The huge four-wheel drive army vehicles many residents saw rumbling through the Southeast earlier this month were not a contingent of army personnel out on maneuvers, but the less than quiet arrival of the area’s newest farmers. A young West German couple have brought the vehicles along with them from Germany for use in a farming operation near Dufrost.
It took Willi and Helge Hesse seven days to drive their equipment from Montreal to their new farm. They will begin farming some 1,600 acres just as soon as the weather will permit.
The young German couple felt that Canada would give them a better chance to farm and began planning their move two years ago. Last May they made the trip here to get their first look at the land they were going to buy.

In Germany, they had 44 hectares (approximately 100 acres), which was a good sized farm in that country, which has 60 million people living in an area about one-fifth the size of Ontario.
Theirs was a family farm operation, with livestock as well as grain, but at Dufrost the couple plans to seed the acreage to wheat and oats, and stick strictly to grain farming.
Land prices in Germany are high ($2,000-$3,000 per acre) and in some areas the hilly terrain makes farming difficult. The four-wheel-drive vehicles they brought from Germany would be far too big to use in farming there, and were purchased just before the trip to Canada. The couple had the machinery shipped to Montreal and they arrived by plane April 15 to begin the long trip west.
Heinrich Brasse and Rudolf Schoenenberg accompanied the couple to help drive the vehicles and set up the farming operation. Schoenenberg will be staying at the farm for the next two months, while Brasse will be leaving shortly for a hitchhiking trip west before returning to Germany.

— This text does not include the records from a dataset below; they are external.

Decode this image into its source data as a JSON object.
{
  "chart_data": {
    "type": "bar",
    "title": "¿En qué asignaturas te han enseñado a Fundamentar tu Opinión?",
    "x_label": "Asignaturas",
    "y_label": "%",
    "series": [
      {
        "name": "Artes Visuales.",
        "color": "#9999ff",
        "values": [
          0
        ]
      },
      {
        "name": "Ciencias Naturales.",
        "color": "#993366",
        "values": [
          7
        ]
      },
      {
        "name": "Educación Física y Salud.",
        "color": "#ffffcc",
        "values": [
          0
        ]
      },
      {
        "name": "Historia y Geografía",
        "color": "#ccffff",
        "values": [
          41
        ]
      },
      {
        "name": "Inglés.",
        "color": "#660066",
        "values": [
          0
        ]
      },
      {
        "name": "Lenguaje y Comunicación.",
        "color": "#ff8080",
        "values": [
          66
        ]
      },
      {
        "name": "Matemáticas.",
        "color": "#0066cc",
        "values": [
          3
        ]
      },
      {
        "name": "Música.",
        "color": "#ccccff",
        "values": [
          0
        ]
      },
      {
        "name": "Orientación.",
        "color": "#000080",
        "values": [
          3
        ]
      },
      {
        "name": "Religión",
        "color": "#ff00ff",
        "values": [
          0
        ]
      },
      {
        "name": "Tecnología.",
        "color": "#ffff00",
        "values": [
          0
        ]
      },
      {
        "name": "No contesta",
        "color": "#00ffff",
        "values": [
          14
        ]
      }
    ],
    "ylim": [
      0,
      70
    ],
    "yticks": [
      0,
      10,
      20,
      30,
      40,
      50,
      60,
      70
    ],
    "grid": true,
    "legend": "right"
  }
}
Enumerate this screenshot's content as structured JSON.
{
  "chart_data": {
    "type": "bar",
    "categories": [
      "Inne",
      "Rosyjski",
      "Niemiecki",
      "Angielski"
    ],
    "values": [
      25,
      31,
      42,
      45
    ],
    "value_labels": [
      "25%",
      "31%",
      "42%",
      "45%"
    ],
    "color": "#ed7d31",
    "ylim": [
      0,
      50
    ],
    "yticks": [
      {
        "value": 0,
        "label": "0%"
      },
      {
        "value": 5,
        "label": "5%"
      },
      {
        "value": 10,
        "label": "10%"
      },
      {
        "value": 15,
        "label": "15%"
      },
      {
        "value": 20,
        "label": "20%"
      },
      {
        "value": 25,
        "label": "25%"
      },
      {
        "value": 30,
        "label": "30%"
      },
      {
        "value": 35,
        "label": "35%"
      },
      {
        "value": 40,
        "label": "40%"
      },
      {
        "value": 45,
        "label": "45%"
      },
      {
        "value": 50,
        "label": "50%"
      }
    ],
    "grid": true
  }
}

The trip from Montreal was far from pleasant, according to Brasse, who spoke of constant machine breakdowns, and the shortage of service stations offering diesel fuel. The couple feels the temporary hardships were worth it though, when they consider that shipping the machines by rail would have cost them $15,000, more than they had paid for the equipment in Germany.
What impresses the Hesse’s most so far, in their short stay in Canada, is the open space.
“Here you have big farms and small farm houses, while in Germany the farms are small and the farm houses are big,” Hesse said.
The Hesse’s aren’t the first German immigrants to settle in the area, and before coming to Canada, they bought some of the seed grain they will need this spring from a family who moved here a year ago.
While it is hard to determine how much land in southern Manitoba has been bought by foreign investors, several large parcels have been sold and are being rented to Canadian farmers or as is the case with the Hesse farm, families have come from other countries to work the land.
The Hesse’s own one quarter section of land they will be working and are renting the balance from their German partners in the purchase.